Hello, The Lustre manual refers to a runtime option to allocate files to OST''s based on the free space available on each OST: <snip> In the short term (4Q05-1Q06) Lustre will include a runtime option that will create proportionally more new files on OSTs with more room available. Although this won''t help if you need to write new data to an existing file on a completely full OST, it will help to keep a system from getting too far out of balance in the first place, and help bring it back into balance more quickly. <snip> source: https://mail.clusterfs.com/wikis/attachments/LustreManual.html#4.1_Expanding_the_File_System_by_Adding_OSTs Question: Has this runtime option been implemented? If so, what is it? Without this option, how does Lustre allocate files when a new OST is added? If I have 9 OST''s with <100Mb free on each of them and I add a new OST, is it possible that Lustre will fail to write a 10Gb file because the first 9 OST''s are full? (I''m assuming Lustre just uses round-robbin when allocating files -- maybe I''m wrong?) The problem that I am trying to solve is as follows: I need to distribute three 3 identical copies of a file (with max size 5Gb) across three different OST''s. My client program writes and reads from these files concurrently. I have enabled the "--failout'''' option for each OST so that the client program will detect immediately when a copy of the file is unavailable and automatically create another copy on a different OST. I am doing this in-lieu of setting up DRBD and/or using high-availabilty SAN''s. I am using "lfs setstripe <FILENAME> 0 -1 0" for each file now. However, that means that lustre could place all three files on the same OST. Also, lustre does not know the size of the file before setstripe is called, so it may pick a suboptimal OST. So, how can I have "lfs setstripe" select three different OST''s each with at least X Mb of free space each? Or, do I have to parse /proc/fs/lustre/osc/* manually? Thanks again, eser
Andreas Dilger
2006-Jun-27 14:40 UTC
[Lustre-discuss] Runtime Option To Allocate Files Based on OST Utilization?
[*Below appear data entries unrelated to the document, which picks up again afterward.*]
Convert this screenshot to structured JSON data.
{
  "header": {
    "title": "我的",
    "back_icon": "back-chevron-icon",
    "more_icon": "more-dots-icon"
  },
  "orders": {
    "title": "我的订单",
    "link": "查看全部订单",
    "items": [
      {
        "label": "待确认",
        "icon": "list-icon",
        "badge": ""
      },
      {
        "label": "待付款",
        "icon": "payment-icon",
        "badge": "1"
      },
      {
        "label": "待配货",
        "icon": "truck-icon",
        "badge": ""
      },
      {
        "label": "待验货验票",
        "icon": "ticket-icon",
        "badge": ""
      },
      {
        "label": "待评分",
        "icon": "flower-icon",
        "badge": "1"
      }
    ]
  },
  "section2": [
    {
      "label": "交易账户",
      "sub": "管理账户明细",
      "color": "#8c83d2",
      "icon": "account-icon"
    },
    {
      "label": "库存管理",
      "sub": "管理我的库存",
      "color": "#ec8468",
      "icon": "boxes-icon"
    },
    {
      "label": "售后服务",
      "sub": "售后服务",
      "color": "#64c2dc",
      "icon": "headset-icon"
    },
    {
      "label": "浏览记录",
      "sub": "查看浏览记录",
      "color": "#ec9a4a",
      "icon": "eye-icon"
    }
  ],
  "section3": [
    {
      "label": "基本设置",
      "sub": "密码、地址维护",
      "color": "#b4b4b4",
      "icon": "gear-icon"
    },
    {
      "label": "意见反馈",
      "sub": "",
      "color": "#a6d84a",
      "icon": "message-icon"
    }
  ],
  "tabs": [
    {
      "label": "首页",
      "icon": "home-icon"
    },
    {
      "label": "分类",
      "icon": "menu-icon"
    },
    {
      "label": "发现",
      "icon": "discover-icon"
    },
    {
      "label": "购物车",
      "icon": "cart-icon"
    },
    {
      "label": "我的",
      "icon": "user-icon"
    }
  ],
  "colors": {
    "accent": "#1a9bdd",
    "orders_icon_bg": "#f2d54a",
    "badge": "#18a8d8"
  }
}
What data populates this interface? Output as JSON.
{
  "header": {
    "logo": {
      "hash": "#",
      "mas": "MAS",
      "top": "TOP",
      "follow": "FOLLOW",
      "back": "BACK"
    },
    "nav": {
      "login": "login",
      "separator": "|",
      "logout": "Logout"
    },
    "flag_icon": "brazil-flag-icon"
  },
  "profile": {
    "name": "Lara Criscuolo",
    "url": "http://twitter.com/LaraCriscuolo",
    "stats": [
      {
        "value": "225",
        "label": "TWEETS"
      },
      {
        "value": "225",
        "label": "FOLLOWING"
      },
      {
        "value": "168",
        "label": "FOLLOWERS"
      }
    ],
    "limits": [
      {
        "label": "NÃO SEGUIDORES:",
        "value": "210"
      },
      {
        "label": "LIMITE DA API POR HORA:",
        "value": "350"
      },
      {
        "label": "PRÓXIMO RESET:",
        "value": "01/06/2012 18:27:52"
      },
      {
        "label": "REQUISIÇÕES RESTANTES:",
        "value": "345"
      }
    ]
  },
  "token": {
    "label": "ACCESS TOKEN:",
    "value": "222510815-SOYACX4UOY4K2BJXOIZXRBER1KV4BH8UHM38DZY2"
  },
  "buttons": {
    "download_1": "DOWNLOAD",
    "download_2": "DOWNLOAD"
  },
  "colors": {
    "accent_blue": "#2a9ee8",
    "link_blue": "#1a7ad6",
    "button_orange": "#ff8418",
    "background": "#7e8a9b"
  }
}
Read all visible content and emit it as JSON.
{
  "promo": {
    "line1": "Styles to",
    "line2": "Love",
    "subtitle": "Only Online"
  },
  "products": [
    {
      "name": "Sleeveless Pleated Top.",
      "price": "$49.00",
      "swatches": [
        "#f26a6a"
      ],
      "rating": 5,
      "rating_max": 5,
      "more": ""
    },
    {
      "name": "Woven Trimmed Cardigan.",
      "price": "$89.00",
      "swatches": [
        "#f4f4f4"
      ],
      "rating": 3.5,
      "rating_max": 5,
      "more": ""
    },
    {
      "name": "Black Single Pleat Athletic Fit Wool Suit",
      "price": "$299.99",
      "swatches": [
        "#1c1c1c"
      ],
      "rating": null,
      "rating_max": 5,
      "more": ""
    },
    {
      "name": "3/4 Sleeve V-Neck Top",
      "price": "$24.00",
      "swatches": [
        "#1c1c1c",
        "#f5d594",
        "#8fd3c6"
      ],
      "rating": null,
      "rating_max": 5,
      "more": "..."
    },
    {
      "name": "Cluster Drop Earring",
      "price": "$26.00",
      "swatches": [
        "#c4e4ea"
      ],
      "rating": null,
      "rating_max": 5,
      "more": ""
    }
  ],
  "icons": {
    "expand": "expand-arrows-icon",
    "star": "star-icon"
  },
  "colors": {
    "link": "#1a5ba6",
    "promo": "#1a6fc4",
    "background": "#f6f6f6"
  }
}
On Jun 27, 2006 13:43 -0600, EKC wrote:> The Lustre manual refers to a runtime option to allocate files to > OST''s based on the free space available on each OST: > > Question: Has this runtime option been implemented? If so, what is it?It is part of the upcoming 1.6 release (beta now available).> Without this option, how does Lustre allocate files when a new OST is > added? If I have 9 OST''s with <100Mb free on each of them and I add a > new OST, is it possible that Lustre will fail to write a 10Gb file > because the first 9 OST''s are full? (I''m assuming Lustre just uses > round-robbin when allocating files -- maybe I''m wrong?)Currently it is _mostly_ round-robin, but if an OST is very full it is skipped. The 1.6 support will correct this behaviour as soon as there is an imbalance of free space.> So, how can I have "lfs setstripe" select three different OST''s each > with at least X Mb of free space each? Or, do I have to parse > /proc/fs/lustre/osc/* manually?A little-used feature is if you "mknod() and truncate()" a new file (i.e. don''t open the file at all) to the maximum file size, the MDS will pick enough OSTs to stripe the file over. In 1.4 this is only useful for files larger than 2TB (i.e. num_stripes = size / 2TB). In 1.6 this will add enough stripes on OSTs with enough free space to hold the expected file size (though it won''t actually reserve this space, so parallel creates/writes may still fail). Cheers, Andreas -- Andreas Dilger Principal Software Engineer Cluster File Systems, Inc.